Last week, a LinkedIn post from PSA-owned car-sharing service Free2Move USA showed a silhouette of what is clearly a Citroën Ami, with the caption “From France With Love.” A spokesperson for Free2Move has confirmed to Automobile that the Ami is indeed coming to their U.S. fleets for a six-month-or-so trial. Free2Move operates in two cities in the U.S., and the Ami will come to both—first Washington, D.C., then Portland, Oregon.
The LinkedIn headline—”Something big is coming to Washington DC!”—is a wry joke, because the Ami is anything but big. It’s actually a two-seat battery-powered box-on-wheels with an 8-hp motor. No, that is not a typo—eight, as in the number of actual horses one can fit in a reasonably-sized living room.
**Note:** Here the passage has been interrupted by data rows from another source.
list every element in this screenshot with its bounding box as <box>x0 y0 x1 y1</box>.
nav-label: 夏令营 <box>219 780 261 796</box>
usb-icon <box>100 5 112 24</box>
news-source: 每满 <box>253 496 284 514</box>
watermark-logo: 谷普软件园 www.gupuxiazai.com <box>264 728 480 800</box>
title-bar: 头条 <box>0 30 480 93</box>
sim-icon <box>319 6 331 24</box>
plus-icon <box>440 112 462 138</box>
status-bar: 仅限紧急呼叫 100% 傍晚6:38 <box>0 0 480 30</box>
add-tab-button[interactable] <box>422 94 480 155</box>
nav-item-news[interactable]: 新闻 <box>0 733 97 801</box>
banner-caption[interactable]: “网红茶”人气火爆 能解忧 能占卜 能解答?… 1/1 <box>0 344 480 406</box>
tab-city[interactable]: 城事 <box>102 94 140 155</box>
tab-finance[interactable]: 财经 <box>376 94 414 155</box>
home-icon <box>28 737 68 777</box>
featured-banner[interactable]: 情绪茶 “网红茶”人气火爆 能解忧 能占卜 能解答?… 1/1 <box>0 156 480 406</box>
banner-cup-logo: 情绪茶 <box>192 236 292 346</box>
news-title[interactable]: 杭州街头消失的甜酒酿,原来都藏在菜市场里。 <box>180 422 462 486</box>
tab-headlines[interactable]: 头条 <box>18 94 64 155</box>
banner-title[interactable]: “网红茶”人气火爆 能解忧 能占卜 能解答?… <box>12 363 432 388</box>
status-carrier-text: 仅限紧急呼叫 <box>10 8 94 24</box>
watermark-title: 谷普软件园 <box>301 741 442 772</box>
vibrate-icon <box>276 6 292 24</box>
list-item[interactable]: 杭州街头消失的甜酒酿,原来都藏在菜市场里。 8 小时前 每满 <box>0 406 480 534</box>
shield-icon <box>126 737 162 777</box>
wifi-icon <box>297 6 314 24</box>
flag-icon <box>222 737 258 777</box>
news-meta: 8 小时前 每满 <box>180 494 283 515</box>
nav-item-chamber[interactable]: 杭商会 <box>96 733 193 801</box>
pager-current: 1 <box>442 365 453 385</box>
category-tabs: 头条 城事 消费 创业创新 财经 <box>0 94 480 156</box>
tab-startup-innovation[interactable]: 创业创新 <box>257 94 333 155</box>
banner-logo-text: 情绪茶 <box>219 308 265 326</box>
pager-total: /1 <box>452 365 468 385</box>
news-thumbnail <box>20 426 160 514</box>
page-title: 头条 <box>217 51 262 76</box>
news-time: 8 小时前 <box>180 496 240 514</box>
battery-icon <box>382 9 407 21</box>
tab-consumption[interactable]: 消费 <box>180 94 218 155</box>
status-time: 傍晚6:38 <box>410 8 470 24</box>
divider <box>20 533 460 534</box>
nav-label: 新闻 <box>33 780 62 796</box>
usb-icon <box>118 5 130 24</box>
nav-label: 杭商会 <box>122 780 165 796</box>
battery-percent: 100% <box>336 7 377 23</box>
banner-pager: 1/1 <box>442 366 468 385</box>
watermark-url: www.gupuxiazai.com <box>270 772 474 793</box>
The Ami’s top speed is 28 mph, and its 5.5 kWh battery provides a range of just under 45 miles.
The Citroën Ami is what we might think of as a neighborhood electric vehicle (remember those?). In its home country of France, the Ami is classified as a voiture sans permis—”vehicle without license.” Basically, if you’re 14 or older, and/or have had your license revoked or suspended or never bothered to get one in the first place, you can drive microcars like the Ami in France. Because France. (The rest of Europe calls these cars “light quadracycles”.)
Why would anyone want to rent a tiny little box-on-wheels that can’t quite manage the city speed limit? Because it’s so stinkin’ cute! The Ami is named for perhaps one of the French-est of French cars, the adorably ugly Ami 6 of 1961, though there’s only an abstract visual resemblance. Actually, the Ami’s wide-eyed, box-on-wheels styling makes it look like the love child of a Renault 8 and a Zagato Elcar (both of which were sold in the States, by the way).
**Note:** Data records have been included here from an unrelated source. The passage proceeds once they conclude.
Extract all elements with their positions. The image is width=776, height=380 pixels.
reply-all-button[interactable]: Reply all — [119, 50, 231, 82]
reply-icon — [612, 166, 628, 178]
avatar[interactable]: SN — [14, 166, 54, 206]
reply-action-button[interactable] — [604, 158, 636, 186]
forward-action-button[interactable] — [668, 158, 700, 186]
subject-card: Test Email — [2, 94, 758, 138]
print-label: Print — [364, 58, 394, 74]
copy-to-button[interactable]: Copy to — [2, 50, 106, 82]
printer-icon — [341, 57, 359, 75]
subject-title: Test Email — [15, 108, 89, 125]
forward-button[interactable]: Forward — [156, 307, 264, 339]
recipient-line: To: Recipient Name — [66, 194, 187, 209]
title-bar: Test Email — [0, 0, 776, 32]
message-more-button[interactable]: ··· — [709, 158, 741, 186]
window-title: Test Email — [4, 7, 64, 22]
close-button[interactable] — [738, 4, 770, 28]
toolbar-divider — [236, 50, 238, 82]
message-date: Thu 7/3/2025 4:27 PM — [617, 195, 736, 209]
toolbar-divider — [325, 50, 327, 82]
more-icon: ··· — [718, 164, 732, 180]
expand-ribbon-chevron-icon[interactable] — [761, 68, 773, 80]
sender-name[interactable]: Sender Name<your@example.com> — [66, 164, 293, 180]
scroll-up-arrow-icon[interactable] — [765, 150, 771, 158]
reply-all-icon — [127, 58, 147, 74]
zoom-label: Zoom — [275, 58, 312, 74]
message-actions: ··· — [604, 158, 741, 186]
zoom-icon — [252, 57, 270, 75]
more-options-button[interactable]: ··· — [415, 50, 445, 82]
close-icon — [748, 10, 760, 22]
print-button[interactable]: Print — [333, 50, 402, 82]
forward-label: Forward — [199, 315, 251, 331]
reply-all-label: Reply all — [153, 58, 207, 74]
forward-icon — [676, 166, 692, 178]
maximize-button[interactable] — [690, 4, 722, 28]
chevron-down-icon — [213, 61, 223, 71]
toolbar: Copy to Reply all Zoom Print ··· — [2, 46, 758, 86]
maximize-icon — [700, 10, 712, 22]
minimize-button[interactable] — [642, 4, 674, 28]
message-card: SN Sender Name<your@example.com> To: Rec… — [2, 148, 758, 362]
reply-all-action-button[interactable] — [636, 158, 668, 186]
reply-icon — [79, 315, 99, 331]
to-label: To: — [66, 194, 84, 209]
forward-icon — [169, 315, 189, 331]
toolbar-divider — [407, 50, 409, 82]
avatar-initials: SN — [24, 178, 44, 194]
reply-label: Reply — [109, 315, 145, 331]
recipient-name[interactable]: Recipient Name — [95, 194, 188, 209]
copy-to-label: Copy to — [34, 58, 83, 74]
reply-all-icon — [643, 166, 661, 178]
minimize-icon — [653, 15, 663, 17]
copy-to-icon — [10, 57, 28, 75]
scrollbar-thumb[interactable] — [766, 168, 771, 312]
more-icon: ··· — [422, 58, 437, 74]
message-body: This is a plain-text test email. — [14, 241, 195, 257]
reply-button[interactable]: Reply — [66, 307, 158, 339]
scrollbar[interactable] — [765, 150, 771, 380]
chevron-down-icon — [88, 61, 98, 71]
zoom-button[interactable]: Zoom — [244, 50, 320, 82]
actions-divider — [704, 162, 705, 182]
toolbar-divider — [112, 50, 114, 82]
Also, the Ami is perfect for D.C.—anyone who has ever been stuck in one of that city’s infamous daily traffic jams will tell you that 28 mph is an unobtainable velocity. This adorable little box seems like a great way to cruise the capital and take in the sights. Portlanders might be a little less patient with the Ami’s slow pace, but at least it shows a commitment to keeping it weird.
How much will it cost to cruise around in an Ami? Free2Move wasn’t ready to say, but we know it rents the Ami in Europe for around $19 per hour. The Ami is also offered on a 48-month lease with monthly payments of about $24. We’ll find out soon enough—these boîtes miniatures should arrive in D.C. in the next few weeks, and Portland shortly thereafter.